Presentation
Severe generalized abdominal pain, bowels not opened for 48 hours.
Patient Data
CT A/P with portal venous phase contrast
There are multiple dilated and fluid-filled loops of small bowel, in keeping with obstruction. In the mid-small bowel, a closed-loop segment is demonstrated, better appreciated on the coronal view. Abrupt narrowing is present at both ends of this short loop, which has a C-shape on the coronal images. The wall of this segment enhances less than the remaining small bowel, indicating bowel ischemia. A small blind-ending sac is noted to arise just posterior to the abruptly narrowed bowel, the nature of this is unclear. The small bowel loops downstream to the transition point are collapsed. There is free intraperitoneal fluid. No pneumoperitoneum.
Diagnosis: Mechanical (closed loop) bowel obstruction with ischemia.
Mechanical (closed loop) bowel obstruction with ischemia.
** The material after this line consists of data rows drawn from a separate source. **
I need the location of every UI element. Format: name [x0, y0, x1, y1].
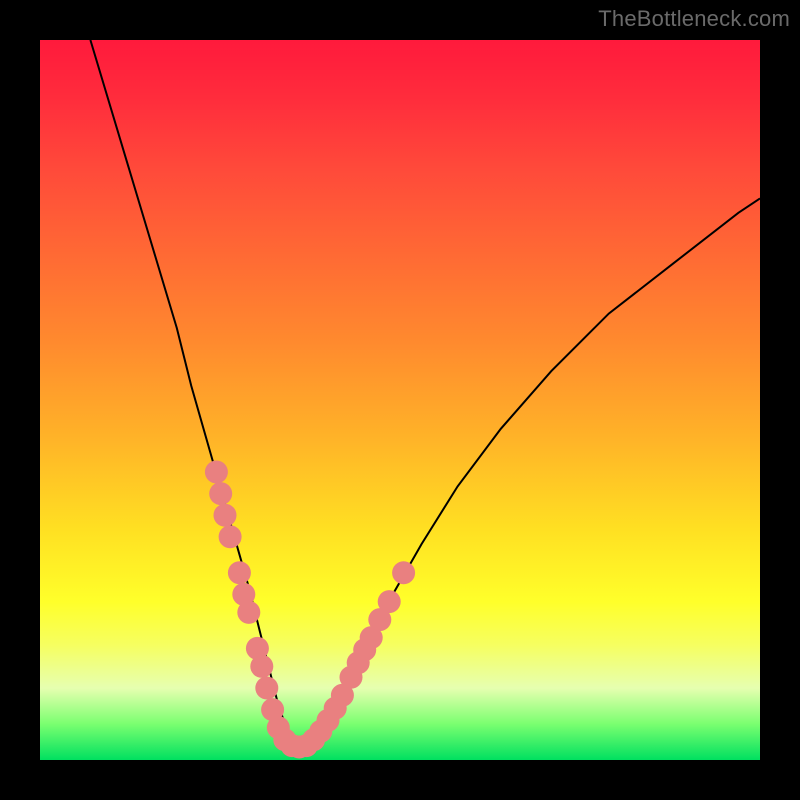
plot-area [40, 40, 760, 760]
curve-marker [209, 482, 232, 505]
curve-svg [40, 40, 760, 760]
marker-group [205, 461, 415, 759]
curve-marker [205, 461, 228, 484]
curve-marker [250, 655, 273, 678]
curve-marker [237, 601, 260, 624]
curve-marker [219, 525, 242, 548]
watermark-text: TheBottleneck.com [598, 6, 790, 32]
curve-marker [392, 561, 415, 584]
chart-frame: TheBottleneck.com [0, 0, 800, 800]
bottleneck-curve [90, 40, 760, 746]
curve-marker [378, 590, 401, 613]
curve-marker [255, 677, 278, 700]
curve-marker [228, 561, 251, 584]
curve-marker [214, 504, 237, 527]
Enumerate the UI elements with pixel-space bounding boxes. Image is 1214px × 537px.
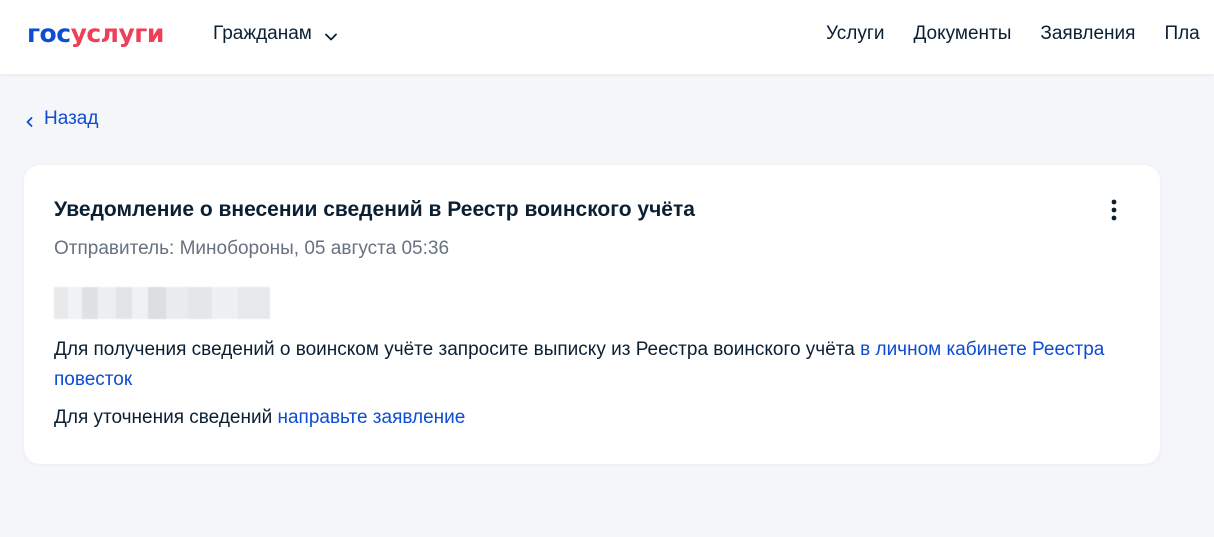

Histology also revealed the presence of a thin walled and ischemic diverticulum, in keeping with a Meckel diverticulum.
Case Discussion
This is a case of closed-loop obstruction as the transition points are in close proximity to each other (double beak sign) which is complicated by ischemia, evident from the change in bowel wall enhancement within the closed loop, mesenteric congestion and fluid. There is also the additional finding of a blind-ending loop, which was confirmed to be a Meckel's diverticulum on histology. The patient was taken to theater and underwent resection of the ischemic portion of the bowel. An internal hernia was thought to be the cause of the obstruction.
Histology:
The resected small bowel demonstrates acute hemorrhagic ischemic necrosis. A diverticulum is noted which is thin walled and ischemic, which would be in keeping with a Meckel's diverticulum. No gastric or pancreatic mucosa is noted.